Negative operating cash flow tells you that you are poorly managing your core business activities. Fail to make the necessary changes to generate positive cash flow from operations consistently and you will go out of business.
Overview
Cash Flow from Operations represents the amount of money a business brings in from its ongoing business activities, such as service delivery and manufacturing of goods purchased by customers. It is the first section depicted on a company’s cash flow statement and is one of the most critical measures of business success.
Operating cash flow does not represent cash from investing and financing activities. It measures the financial success of a company’s core business activities.
The indirect method for measuring Cash Flow from Operations begins with net income from the P&L Statement, then adds back noncash items like depreciation expenses plus changes in Working Captial to arrive at the amount of Cash Flow from Operations. Changes in Working Capital are calculated by subtracting current liabilities from current assets.

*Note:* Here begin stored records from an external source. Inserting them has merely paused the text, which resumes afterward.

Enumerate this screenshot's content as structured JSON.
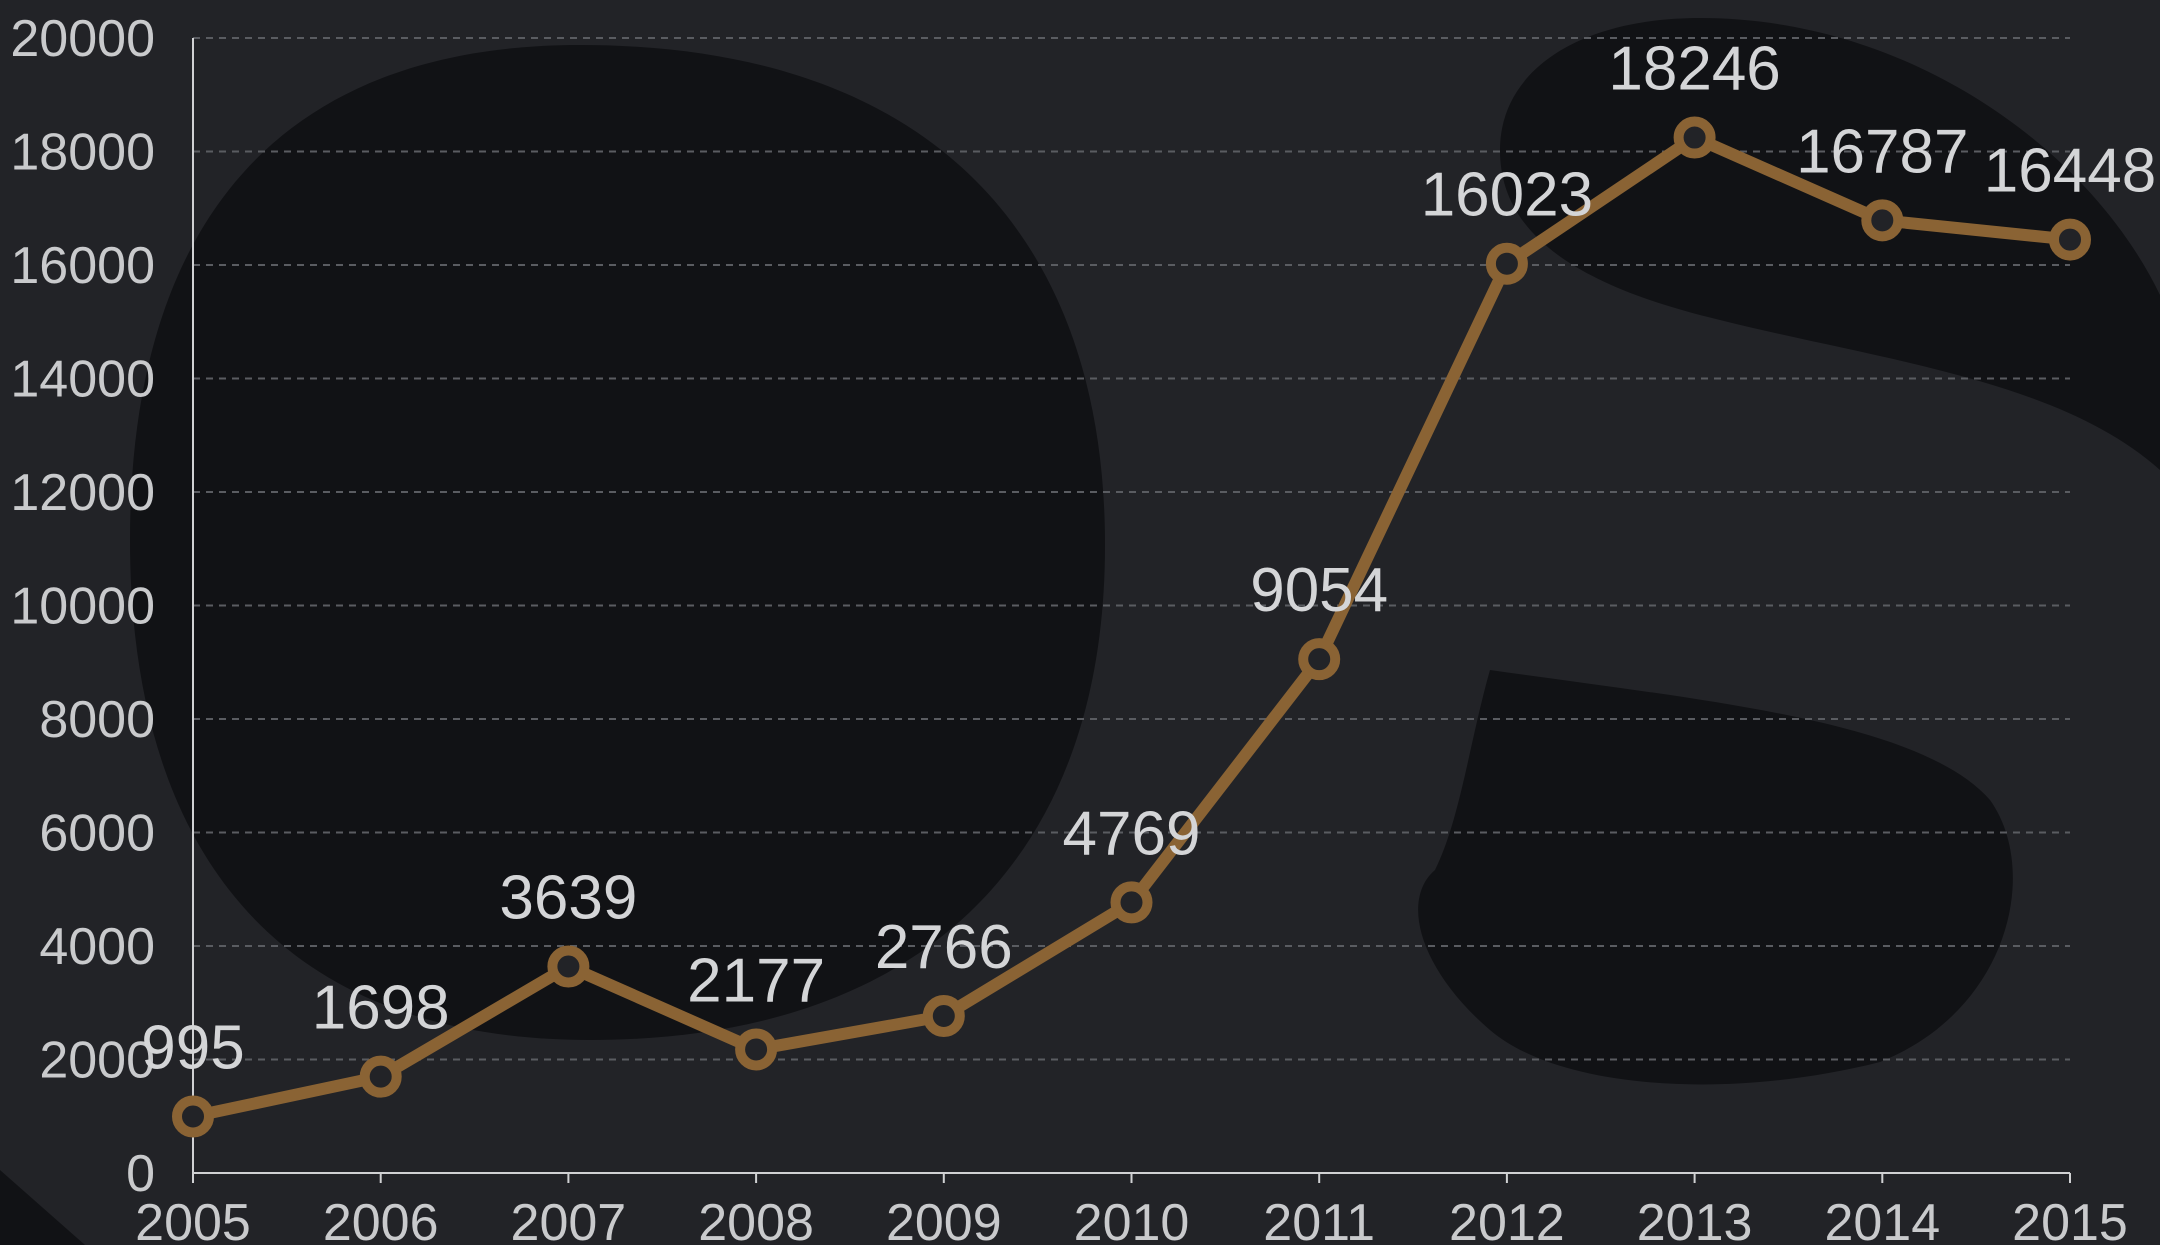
{
  "chart_data": {
    "type": "line",
    "x": [
      "2005",
      "2006",
      "2007",
      "2008",
      "2009",
      "2010",
      "2011",
      "2012",
      "2013",
      "2014",
      "2015"
    ],
    "series": [
      {
        "values": [
          995,
          1698,
          3639,
          2177,
          2766,
          4769,
          9054,
          16023,
          18246,
          16787,
          16448
        ]
      }
    ],
    "data_labels": [
      "995",
      "1698",
      "3639",
      "2177",
      "2766",
      "4769",
      "9054",
      "16023",
      "18246",
      "16787",
      "16448"
    ],
    "y_ticks": [
      "0",
      "2000",
      "4000",
      "6000",
      "8000",
      "10000",
      "12000",
      "14000",
      "16000",
      "18000",
      "20000"
    ],
    "ylim": [
      0,
      20000
    ],
    "grid": "horizontal dashed",
    "colors": {
      "background": "#222327",
      "line": "#8a6334",
      "grid": "#5a5c61",
      "axis": "#d0d1d3",
      "text": "#d4d5d7",
      "watermark": "#111215"
    }
  }
}
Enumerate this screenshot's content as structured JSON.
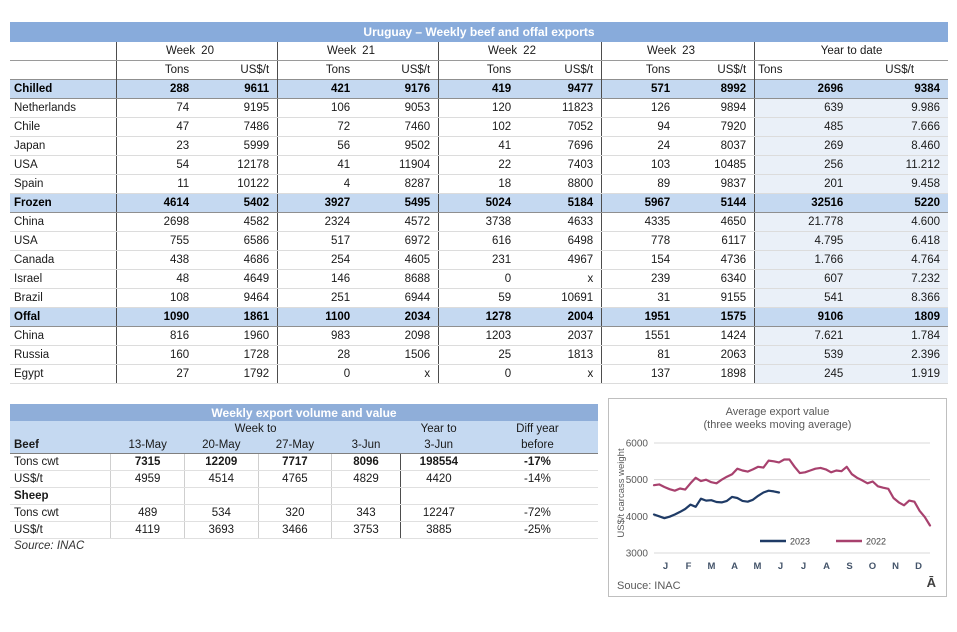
{
  "colors": {
    "title_bar": "#88abdb",
    "subtitle_bar": "#8faed9",
    "section_row": "#c5d9f1",
    "ytd_block": "#eaf0f8",
    "line_2023": "#1f3b66",
    "line_2022": "#a8416e"
  },
  "table1": {
    "title": "Uruguay – Weekly beef and offal exports",
    "week_label": "Week",
    "weeks": [
      "20",
      "21",
      "22",
      "23"
    ],
    "ytd_label": "Year to date",
    "tons_label": "Tons",
    "usd_label": "US$/t",
    "rows": [
      {
        "label": "Chilled",
        "type": "section",
        "values": [
          "288",
          "9611",
          "421",
          "9176",
          "419",
          "9477",
          "571",
          "8992",
          "2696",
          "9384"
        ]
      },
      {
        "label": "Netherlands",
        "type": "country",
        "values": [
          "74",
          "9195",
          "106",
          "9053",
          "120",
          "11823",
          "126",
          "9894",
          "639",
          "9.986"
        ]
      },
      {
        "label": "Chile",
        "type": "country",
        "values": [
          "47",
          "7486",
          "72",
          "7460",
          "102",
          "7052",
          "94",
          "7920",
          "485",
          "7.666"
        ]
      },
      {
        "label": "Japan",
        "type": "country",
        "values": [
          "23",
          "5999",
          "56",
          "9502",
          "41",
          "7696",
          "24",
          "8037",
          "269",
          "8.460"
        ]
      },
      {
        "label": "USA",
        "type": "country",
        "values": [
          "54",
          "12178",
          "41",
          "11904",
          "22",
          "7403",
          "103",
          "10485",
          "256",
          "11.212"
        ]
      },
      {
        "label": "Spain",
        "type": "country",
        "values": [
          "11",
          "10122",
          "4",
          "8287",
          "18",
          "8800",
          "89",
          "9837",
          "201",
          "9.458"
        ]
      },
      {
        "label": "Frozen",
        "type": "section",
        "values": [
          "4614",
          "5402",
          "3927",
          "5495",
          "5024",
          "5184",
          "5967",
          "5144",
          "32516",
          "5220"
        ]
      },
      {
        "label": "China",
        "type": "country",
        "values": [
          "2698",
          "4582",
          "2324",
          "4572",
          "3738",
          "4633",
          "4335",
          "4650",
          "21.778",
          "4.600"
        ]
      },
      {
        "label": "USA",
        "type": "country",
        "values": [
          "755",
          "6586",
          "517",
          "6972",
          "616",
          "6498",
          "778",
          "6117",
          "4.795",
          "6.418"
        ]
      },
      {
        "label": "Canada",
        "type": "country",
        "values": [
          "438",
          "4686",
          "254",
          "4605",
          "231",
          "4967",
          "154",
          "4736",
          "1.766",
          "4.764"
        ]
      },
      {
        "label": "Israel",
        "type": "country",
        "values": [
          "48",
          "4649",
          "146",
          "8688",
          "0",
          "x",
          "239",
          "6340",
          "607",
          "7.232"
        ]
      },
      {
        "label": "Brazil",
        "type": "country",
        "values": [
          "108",
          "9464",
          "251",
          "6944",
          "59",
          "10691",
          "31",
          "9155",
          "541",
          "8.366"
        ]
      },
      {
        "label": "Offal",
        "type": "section",
        "values": [
          "1090",
          "1861",
          "1100",
          "2034",
          "1278",
          "2004",
          "1951",
          "1575",
          "9106",
          "1809"
        ]
      },
      {
        "label": "China",
        "type": "country",
        "values": [
          "816",
          "1960",
          "983",
          "2098",
          "1203",
          "2037",
          "1551",
          "1424",
          "7.621",
          "1.784"
        ]
      },
      {
        "label": "Russia",
        "type": "country",
        "values": [
          "160",
          "1728",
          "28",
          "1506",
          "25",
          "1813",
          "81",
          "2063",
          "539",
          "2.396"
        ]
      },
      {
        "label": "Egypt",
        "type": "country",
        "values": [
          "27",
          "1792",
          "0",
          "x",
          "0",
          "x",
          "137",
          "1898",
          "245",
          "1.919"
        ]
      }
    ]
  },
  "table2": {
    "title": "Weekly export volume and value",
    "week_to_label": "Week to",
    "year_to_label": "Year to",
    "diff_label": "Diff year",
    "beef_label": "Beef",
    "col_headers": [
      "13-May",
      "20-May",
      "27-May",
      "3-Jun",
      "3-Jun",
      "before"
    ],
    "rows": [
      {
        "label": "Tons cwt",
        "section": false,
        "bold_values": true,
        "values": [
          "7315",
          "12209",
          "7717",
          "8096",
          "198554",
          "-17%"
        ]
      },
      {
        "label": "US$/t",
        "section": false,
        "bold_values": false,
        "values": [
          "4959",
          "4514",
          "4765",
          "4829",
          "4420",
          "-14%"
        ]
      },
      {
        "label": "Sheep",
        "section": true,
        "bold_values": false,
        "values": [
          "",
          "",
          "",
          "",
          "",
          ""
        ]
      },
      {
        "label": "Tons cwt",
        "section": false,
        "bold_values": false,
        "values": [
          "489",
          "534",
          "320",
          "343",
          "12247",
          "-72%"
        ]
      },
      {
        "label": "US$/t",
        "section": false,
        "bold_values": false,
        "values": [
          "4119",
          "3693",
          "3466",
          "3753",
          "3885",
          "-25%"
        ]
      }
    ],
    "source": "Source: INAC"
  },
  "chart_data": {
    "type": "line",
    "title": "Average export  value",
    "subtitle": "(three weeks moving average)",
    "ylabel": "US$/t carcass weight",
    "ylim": [
      3000,
      6000
    ],
    "yticks": [
      6000,
      5000,
      4000,
      3000
    ],
    "x_labels": [
      "J",
      "F",
      "M",
      "A",
      "M",
      "J",
      "J",
      "A",
      "S",
      "O",
      "N",
      "D"
    ],
    "x_unit": "week",
    "grid": true,
    "legend_position": "bottom-inside",
    "source": "Souce: INAC",
    "corner_mark": "Ā",
    "legend": [
      {
        "label": "2023",
        "color": "#1f3b66"
      },
      {
        "label": "2022",
        "color": "#a8416e"
      }
    ],
    "series": [
      {
        "name": "2022",
        "color": "#a8416e",
        "values": [
          4850,
          4870,
          4800,
          4740,
          4700,
          4760,
          4730,
          4900,
          5050,
          4960,
          5000,
          4930,
          4900,
          5000,
          5080,
          5150,
          5300,
          5250,
          5220,
          5280,
          5350,
          5330,
          5520,
          5500,
          5470,
          5550,
          5550,
          5350,
          5180,
          5200,
          5250,
          5300,
          5320,
          5280,
          5200,
          5250,
          5230,
          5350,
          5150,
          5050,
          4980,
          4900,
          4950,
          4820,
          4780,
          4750,
          4500,
          4380,
          4300,
          4430,
          4400,
          4150,
          3980,
          3750
        ]
      },
      {
        "name": "2023",
        "color": "#1f3b66",
        "values": [
          4050,
          4000,
          3950,
          3990,
          4050,
          4120,
          4200,
          4320,
          4260,
          4480,
          4430,
          4440,
          4390,
          4380,
          4420,
          4530,
          4500,
          4420,
          4400,
          4450,
          4560,
          4650,
          4700,
          4680,
          4650
        ]
      }
    ]
  }
}
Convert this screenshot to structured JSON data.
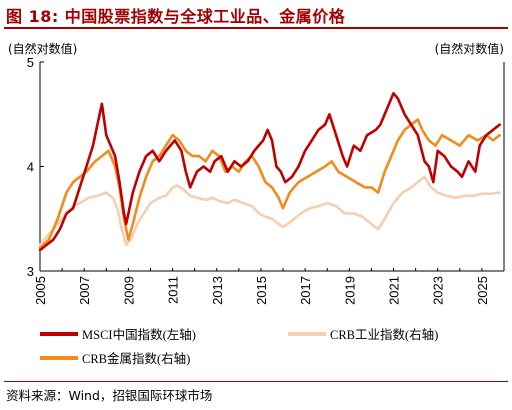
{
  "title": "图 18: 中国股票指数与全球工业品、金属价格",
  "source": "资料来源：Wind，招银国际环球市场",
  "chart_data": {
    "type": "line",
    "ylabel_left": "(自然对数值)",
    "ylabel_right": "(自然对数值)",
    "ylim": [
      3,
      5
    ],
    "yticks": [
      "3",
      "4",
      "5"
    ],
    "xlim": [
      2005,
      2026
    ],
    "xticks": [
      "2005",
      "2007",
      "2009",
      "2011",
      "2013",
      "2015",
      "2017",
      "2019",
      "2021",
      "2023",
      "2025"
    ],
    "legend_position": "bottom",
    "grid": false,
    "series": [
      {
        "name": "MSCI中国指数(左轴)",
        "color": "#c00000",
        "x": [
          2005.0,
          2005.3,
          2005.6,
          2005.9,
          2006.2,
          2006.5,
          2006.8,
          2007.1,
          2007.4,
          2007.6,
          2007.8,
          2008.0,
          2008.2,
          2008.4,
          2008.6,
          2008.8,
          2008.9,
          2009.2,
          2009.5,
          2009.8,
          2010.1,
          2010.4,
          2010.7,
          2010.9,
          2011.1,
          2011.4,
          2011.6,
          2011.8,
          2012.1,
          2012.4,
          2012.7,
          2012.9,
          2013.2,
          2013.5,
          2013.8,
          2014.1,
          2014.4,
          2014.7,
          2014.9,
          2015.1,
          2015.3,
          2015.5,
          2015.7,
          2015.9,
          2016.1,
          2016.4,
          2016.7,
          2017.0,
          2017.3,
          2017.6,
          2017.9,
          2018.1,
          2018.4,
          2018.7,
          2018.9,
          2019.2,
          2019.5,
          2019.8,
          2020.2,
          2020.4,
          2020.7,
          2021.0,
          2021.2,
          2021.5,
          2021.8,
          2022.1,
          2022.4,
          2022.6,
          2022.8,
          2023.0,
          2023.3,
          2023.6,
          2023.9,
          2024.1,
          2024.4,
          2024.7,
          2024.9,
          2025.2,
          2025.5,
          2025.8
        ],
        "values": [
          3.2,
          3.25,
          3.3,
          3.4,
          3.55,
          3.6,
          3.8,
          4.0,
          4.2,
          4.4,
          4.6,
          4.3,
          4.2,
          4.1,
          3.85,
          3.55,
          3.45,
          3.75,
          3.95,
          4.1,
          4.15,
          4.05,
          4.15,
          4.2,
          4.25,
          4.15,
          3.95,
          3.8,
          3.95,
          4.0,
          3.95,
          4.05,
          4.1,
          3.95,
          4.05,
          4.0,
          4.05,
          4.15,
          4.2,
          4.25,
          4.35,
          4.25,
          4.0,
          3.95,
          3.85,
          3.9,
          4.0,
          4.15,
          4.25,
          4.35,
          4.4,
          4.5,
          4.3,
          4.1,
          4.0,
          4.2,
          4.15,
          4.3,
          4.35,
          4.4,
          4.55,
          4.7,
          4.65,
          4.5,
          4.4,
          4.3,
          4.05,
          4.0,
          3.85,
          4.15,
          4.1,
          4.0,
          3.95,
          3.9,
          4.05,
          3.95,
          4.2,
          4.3,
          4.35,
          4.4
        ]
      },
      {
        "name": "CRB工业指数(右轴)",
        "color": "#f4cfb0",
        "x": [
          2005.0,
          2005.4,
          2005.8,
          2006.2,
          2006.5,
          2006.8,
          2007.2,
          2007.6,
          2008.0,
          2008.3,
          2008.5,
          2008.7,
          2008.9,
          2009.1,
          2009.4,
          2009.7,
          2010.0,
          2010.4,
          2010.7,
          2011.0,
          2011.2,
          2011.5,
          2011.8,
          2012.1,
          2012.5,
          2012.8,
          2013.1,
          2013.5,
          2013.8,
          2014.2,
          2014.6,
          2014.9,
          2015.2,
          2015.5,
          2015.8,
          2016.0,
          2016.4,
          2016.8,
          2017.2,
          2017.6,
          2018.0,
          2018.4,
          2018.8,
          2019.2,
          2019.6,
          2020.0,
          2020.3,
          2020.6,
          2021.0,
          2021.4,
          2021.8,
          2022.1,
          2022.4,
          2022.7,
          2023.0,
          2023.4,
          2023.8,
          2024.2,
          2024.6,
          2025.0,
          2025.4,
          2025.8
        ],
        "values": [
          3.25,
          3.35,
          3.45,
          3.55,
          3.62,
          3.65,
          3.7,
          3.72,
          3.75,
          3.7,
          3.6,
          3.4,
          3.25,
          3.3,
          3.45,
          3.55,
          3.65,
          3.7,
          3.72,
          3.8,
          3.82,
          3.78,
          3.72,
          3.7,
          3.68,
          3.7,
          3.67,
          3.65,
          3.68,
          3.65,
          3.62,
          3.55,
          3.52,
          3.5,
          3.45,
          3.42,
          3.48,
          3.55,
          3.6,
          3.62,
          3.65,
          3.62,
          3.55,
          3.55,
          3.52,
          3.45,
          3.4,
          3.5,
          3.65,
          3.75,
          3.8,
          3.85,
          3.9,
          3.8,
          3.75,
          3.72,
          3.7,
          3.72,
          3.72,
          3.74,
          3.74,
          3.75
        ]
      },
      {
        "name": "CRB金属指数(右轴)",
        "color": "#f28a1c",
        "x": [
          2005.0,
          2005.4,
          2005.8,
          2006.2,
          2006.5,
          2006.8,
          2007.1,
          2007.5,
          2007.8,
          2008.1,
          2008.4,
          2008.6,
          2008.8,
          2009.0,
          2009.2,
          2009.5,
          2009.8,
          2010.1,
          2010.4,
          2010.7,
          2011.0,
          2011.3,
          2011.6,
          2011.9,
          2012.2,
          2012.5,
          2012.8,
          2013.1,
          2013.4,
          2013.7,
          2014.0,
          2014.3,
          2014.6,
          2014.9,
          2015.2,
          2015.5,
          2015.8,
          2016.0,
          2016.3,
          2016.7,
          2017.1,
          2017.5,
          2017.9,
          2018.2,
          2018.5,
          2018.9,
          2019.3,
          2019.7,
          2020.0,
          2020.3,
          2020.6,
          2020.9,
          2021.2,
          2021.5,
          2021.8,
          2022.1,
          2022.3,
          2022.6,
          2022.9,
          2023.2,
          2023.6,
          2024.0,
          2024.4,
          2024.8,
          2025.2,
          2025.5,
          2025.8
        ],
        "values": [
          3.22,
          3.3,
          3.5,
          3.75,
          3.85,
          3.9,
          3.95,
          4.05,
          4.1,
          4.15,
          4.0,
          3.8,
          3.5,
          3.3,
          3.45,
          3.7,
          3.9,
          4.05,
          4.1,
          4.2,
          4.3,
          4.25,
          4.15,
          4.1,
          4.1,
          4.05,
          4.15,
          4.1,
          3.95,
          4.0,
          3.95,
          4.05,
          4.1,
          4.0,
          3.85,
          3.8,
          3.7,
          3.6,
          3.75,
          3.85,
          3.9,
          3.95,
          4.0,
          4.05,
          3.95,
          3.9,
          3.85,
          3.8,
          3.8,
          3.75,
          3.95,
          4.1,
          4.25,
          4.35,
          4.4,
          4.45,
          4.35,
          4.25,
          4.2,
          4.3,
          4.25,
          4.2,
          4.3,
          4.25,
          4.3,
          4.25,
          4.3
        ]
      }
    ]
  }
}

The direct method tracks all transactions in a period on an accounting cash basis using actual cash inflows and outflows on the cash flow statement to determine the cash flow from operations.
Smart business leaders use their cash flow from operating activities to optimize their business activities sources and uses of cash. They know that their operating cash flow is the best indicator of the immediate health of their company relative to their being able to pay their current expenses and themselves.